There is your -500 +300, -400, -400, +900, right there....

STAY WITH CRAMER!!!!!

pfffft.
 
Sep 29, 2004
18,656
68
91
I am buy and hold, but I have to admit wit hall this craziness that I am trading fairly successfully. jsut buy at DOW near 8000 and dump when it breaks 9500. Wait for more "bad news" for market to tank. Repeat.
 

Eeezee

Diamond Member
Jul 23, 2005
9,922
0
76
Originally posted by: hiromizu
Yea I've been buying and selling recently. I didn't mean to cause any harm.

I did. That's the only way to win. You buy low and sell high. This hopefully screws others, such that you're taking more money from everyone else than they're taking from you :p
 

sactoking

Diamond Member
Sep 24, 2007
7,655
2,935
136
The average investor trading shares in their personal account or mutual fund has 0% correlation to the market as a whole. Even taken together, the sum of all activity from average private investors probably accounts for <1%.

The wild swings we're seeing are a result of the large corporate traders being douchebags. Some of them are completely irrational. Others are looking for a quick buck.
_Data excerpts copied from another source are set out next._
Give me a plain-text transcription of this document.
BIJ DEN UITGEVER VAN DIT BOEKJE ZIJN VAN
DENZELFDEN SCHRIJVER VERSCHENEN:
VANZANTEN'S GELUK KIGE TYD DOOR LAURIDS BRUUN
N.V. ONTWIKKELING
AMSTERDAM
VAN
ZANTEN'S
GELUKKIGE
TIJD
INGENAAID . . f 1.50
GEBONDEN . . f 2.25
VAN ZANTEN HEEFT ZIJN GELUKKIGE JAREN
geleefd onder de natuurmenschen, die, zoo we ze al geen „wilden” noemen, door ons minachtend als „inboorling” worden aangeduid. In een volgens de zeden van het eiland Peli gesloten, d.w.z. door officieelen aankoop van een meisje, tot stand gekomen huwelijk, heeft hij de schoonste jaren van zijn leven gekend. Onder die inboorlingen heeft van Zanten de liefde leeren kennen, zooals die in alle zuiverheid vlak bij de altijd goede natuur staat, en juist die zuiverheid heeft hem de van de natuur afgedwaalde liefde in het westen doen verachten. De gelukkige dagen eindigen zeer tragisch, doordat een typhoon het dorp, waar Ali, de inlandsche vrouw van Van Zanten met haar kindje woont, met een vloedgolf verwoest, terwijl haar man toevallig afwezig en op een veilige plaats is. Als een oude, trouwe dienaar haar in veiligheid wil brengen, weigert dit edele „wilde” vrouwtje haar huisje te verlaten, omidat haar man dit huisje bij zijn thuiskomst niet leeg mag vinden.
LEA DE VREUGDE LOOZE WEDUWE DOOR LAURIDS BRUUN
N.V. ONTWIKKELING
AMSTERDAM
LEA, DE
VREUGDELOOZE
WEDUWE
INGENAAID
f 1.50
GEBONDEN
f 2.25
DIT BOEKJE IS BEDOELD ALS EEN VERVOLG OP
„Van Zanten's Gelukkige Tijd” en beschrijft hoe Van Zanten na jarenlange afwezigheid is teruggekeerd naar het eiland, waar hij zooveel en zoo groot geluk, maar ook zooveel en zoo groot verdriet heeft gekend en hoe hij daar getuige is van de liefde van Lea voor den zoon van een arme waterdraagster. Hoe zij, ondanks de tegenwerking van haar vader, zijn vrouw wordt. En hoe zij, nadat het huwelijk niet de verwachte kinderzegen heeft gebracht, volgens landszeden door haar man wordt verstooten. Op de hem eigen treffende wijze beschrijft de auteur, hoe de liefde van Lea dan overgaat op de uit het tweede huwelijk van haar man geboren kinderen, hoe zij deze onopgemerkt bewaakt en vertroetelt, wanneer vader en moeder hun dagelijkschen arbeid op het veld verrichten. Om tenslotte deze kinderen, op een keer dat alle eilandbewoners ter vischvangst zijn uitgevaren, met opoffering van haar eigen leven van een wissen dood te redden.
Some of them are *shudder*.... chartists.

What you saw today was a >900 point increase because 'investors are banking on a Fed rate drop on Wednesday'. In other words, there was NO valid reason other then speculation. If the Fed rate doesn't drop tomorrow, the market will tank. If the Fed rate does drop tomorrow, the market will still probably tank. They'll say it's because the rate drop wasn't as big as hoped for, or investors are 'taking profits' or some other BS reason.

The cycle will continue unabated. This "Castle in the Sky" mentality is exactly why you should be in stocks for the long term and rarely, if ever, take investment advice from a 'professional'.
 

five40

Golden Member
Oct 4, 2004
1,875
0
0
Originally posted by: sactoking
The average investor trading shares in their personal account or mutual fund has 0% correlation to the market as a whole. Even taken together, the sum of all activity from average private investors probably accounts for <1%.

The wild swings we're seeing are a result of the large corporate traders being douchebags. Some of them are completely irrational. Others are looking for a quick buck. Some of them are *shudder*.... chartists.

What you saw today was a >900 point increase because 'investors are banking on a Fed rate drop on Wednesday'. In other words, there was NO valid reason other then speculation. If the Fed rate doesn't drop tomorrow, the market will tank. If the Fed rate does drop tomorrow, the market will still probably tank. They'll say it's because the rate drop wasn't as big as hoped for, or investors are 'taking profits' or some other BS reason.

The cycle will continue unabated. This "Castle in the Sky" mentality is exactly why you should be in stocks for the long term and rarely, if ever, take investment advice from a 'professional'.

I would love to see actual numbers on private investors. I agree that there was some speculation today on the rate drop, but that was in the news last week and I'm sure corporate traders knew about it, so why wait until today?